Just how dangerous is MySpace?

Summary:Schools and parents struggle with the MySpace phenomenon in trying to decide how to punish kids who abuse others online, whether allowing access exposes kids to danger, and whether to block access entirely.

Wired News offer "scenes from the MySpace backlash," starting with the story of young Justin Layshock, who created a fake MySpace profile of his principal, Eric Trosch of Hermitage (Pa.) Hickory High School.

For "birthday" he listed "too drunk to remember." And for vital stats like eye and hair color he wrote, simply, "big" -- a poke at the educator's girth that he managed to weave into most of the 60-odd survey questions in Trosch's fictional profile: Do you smoke? "Big cigs." Do you swear? "Big words." Thoughts first waking up? "Too … damn … big."

He told some friends, word spread, soon the whole school was laughing at poor Principal Trosch. He was suspended, his parents grounded him. But that was not all.

Layshock was suspended for 10 days, then transferred into an alternative education program for students incapable of functioning in a regular classroom.

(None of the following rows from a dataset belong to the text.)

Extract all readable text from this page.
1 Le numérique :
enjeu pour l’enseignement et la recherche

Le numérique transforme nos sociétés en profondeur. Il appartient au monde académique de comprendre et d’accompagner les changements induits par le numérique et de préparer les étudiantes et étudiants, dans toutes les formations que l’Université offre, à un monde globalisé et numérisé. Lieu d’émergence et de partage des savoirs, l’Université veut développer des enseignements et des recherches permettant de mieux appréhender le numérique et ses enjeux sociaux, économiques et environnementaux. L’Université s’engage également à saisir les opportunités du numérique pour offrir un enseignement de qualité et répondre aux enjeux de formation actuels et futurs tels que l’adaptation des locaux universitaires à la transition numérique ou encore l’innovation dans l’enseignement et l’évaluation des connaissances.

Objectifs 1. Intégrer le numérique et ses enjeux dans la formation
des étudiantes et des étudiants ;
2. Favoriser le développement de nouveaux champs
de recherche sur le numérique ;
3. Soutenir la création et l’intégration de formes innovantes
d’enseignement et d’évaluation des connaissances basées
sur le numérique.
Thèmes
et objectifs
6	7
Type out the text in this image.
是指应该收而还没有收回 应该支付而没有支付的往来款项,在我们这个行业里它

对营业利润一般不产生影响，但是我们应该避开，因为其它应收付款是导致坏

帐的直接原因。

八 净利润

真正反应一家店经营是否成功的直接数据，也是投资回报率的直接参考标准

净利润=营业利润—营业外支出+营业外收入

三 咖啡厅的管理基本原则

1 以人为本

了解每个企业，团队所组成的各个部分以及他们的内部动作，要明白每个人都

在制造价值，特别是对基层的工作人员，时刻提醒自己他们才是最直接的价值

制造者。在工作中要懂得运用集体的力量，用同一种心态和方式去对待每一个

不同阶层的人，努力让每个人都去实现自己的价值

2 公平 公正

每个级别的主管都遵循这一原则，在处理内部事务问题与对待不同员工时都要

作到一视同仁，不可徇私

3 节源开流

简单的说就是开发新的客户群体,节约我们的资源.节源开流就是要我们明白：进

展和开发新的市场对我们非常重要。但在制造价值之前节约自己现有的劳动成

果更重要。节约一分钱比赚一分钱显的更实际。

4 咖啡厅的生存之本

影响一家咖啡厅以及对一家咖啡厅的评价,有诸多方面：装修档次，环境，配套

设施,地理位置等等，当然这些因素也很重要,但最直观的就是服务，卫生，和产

A gifted learner who had been enrolled in advanced-placement classes and tutored other kids in French, Layshock spent the next month in a scaled-down three-hour-a-day program where a typical assignment saw students building a tower out of paper clips as a lesson in teamwork. The punishment led to an ACLU lawsuit that is ongoing, and garnered the school district a slew of critical stories in the local papers.

 An extreme reaction, perhaps, but schools and parents are getting extremely worried about MySpace. The worry comes in two flavors, what kids are posting (as in the above photo from a MySpace profile), and who's seeing what they're posting.

This month, Connecticut Attorney General Richard Blumenthal announced a criminal probe into the service's practices, after reports that as many as seven underage girls in one region of the state were fondled or had consensual sex with adult men they'd met through the site, and who had lied about their age. In a press release, Blumenthal called MySpace "a parent's worst nightmare."

In a rash of similar sex abuse cases around the country, adult MySpace users are accused of preying on underage girls. This month, 26-year-old Nathan Contos of Santa Cruz, California, was arrested in charges of molesting a 14-year-old girl he met on MySpace while allegedly posing as a teenager himself. Jaime Freeman, a 22-year-old Bakersfield, California, man is facing similar charges after allegedly molesting three underage girls he met through MySpace. Last week, a 27-year-old Maine resident was sentenced to three years in prison for his relationship with a 14-year-old girl he met on the site. She claimed to be 19 in her MySpace profile but he continued to pursue the relationship even after learning her real age.

Pretty shocking. But, says Wired writer Kevin Poulsen, also overblown:

UC Berkeley researcher Danah Boyd (blog) has studied the MySpace phenomenon for two years, and she concludes teen users are generally more savvy than their parents and the media give them credit for.

"I ask if they ever get e-mails from older men, and they say, 'Yeah, I just delete them. They're gross,'" says Boyd. "There have been more articles on MySpace predators than there's been reported predators online. It's a hyped up fear, and it scares the shit out of parents."

Regardless, schools and school tech managers are faced with a real dilemma: Should they flat-out block the site, or does forbidding it just make it that much more intriguing and interesting? A couple viewpoints from the article:

 

  • "Some argue that it's educationally valid, others say they're seeing kids beat up over it," says David Trask, a junior high teacher and technology director at Vassalboro Community School in Maine. "In my view, it doesn't have much (educational) value." ... Trask is organizing a local "internet safety night" in early March that he hopes will be attended by 200 or more parents. He's inviting a police cyber-crime specialist to speak.

    A thoughtful educator who admits to mixed feelings about blocking the site, Trask says he has never tried to punish kids for their MySpace use -- he just wants parents to know about it. His junior high students are at the youngest end of MySpace's user base. "My goal is to let parents know, 'Guess what, this is out there. And your child may be on there.'"

  • [S]ome resourceful students are finding ways around the campus firewall, typically by routing their web surfing through internet proxy servers. When officials close one hole, the kids start looking for another. "They'll tell me straight up, 'Dude, that filter stinks, I went right around it,'" says [a] southern Oregon educator, who spoke on condition of anonymity. "You do what you can."
  • "When someone says 'You can't', to an adolescent, that means, 'This must be cool,'" says Nick Fenger, a teacher and technologist at the small Trillium Charter School in Portland, Oregon. Fenger says the MySpace furor has generated a vigorous debate among his school's administration and faculty about how to respond. In his view, the site's popularity provides a "teachable moment" that could be used to guide safe internet habits, and even to improve student writing and grammar skills.

    "Maybe the MySpace medium is another channel where we can be working with our students," says Fenger. To that end, he's forming a student-teacher committee to explore positive uses of MySpace. "The reason I think a lot of schools don't go this way is it takes staff, it takes resources. It takes faculty time and it takes students' time."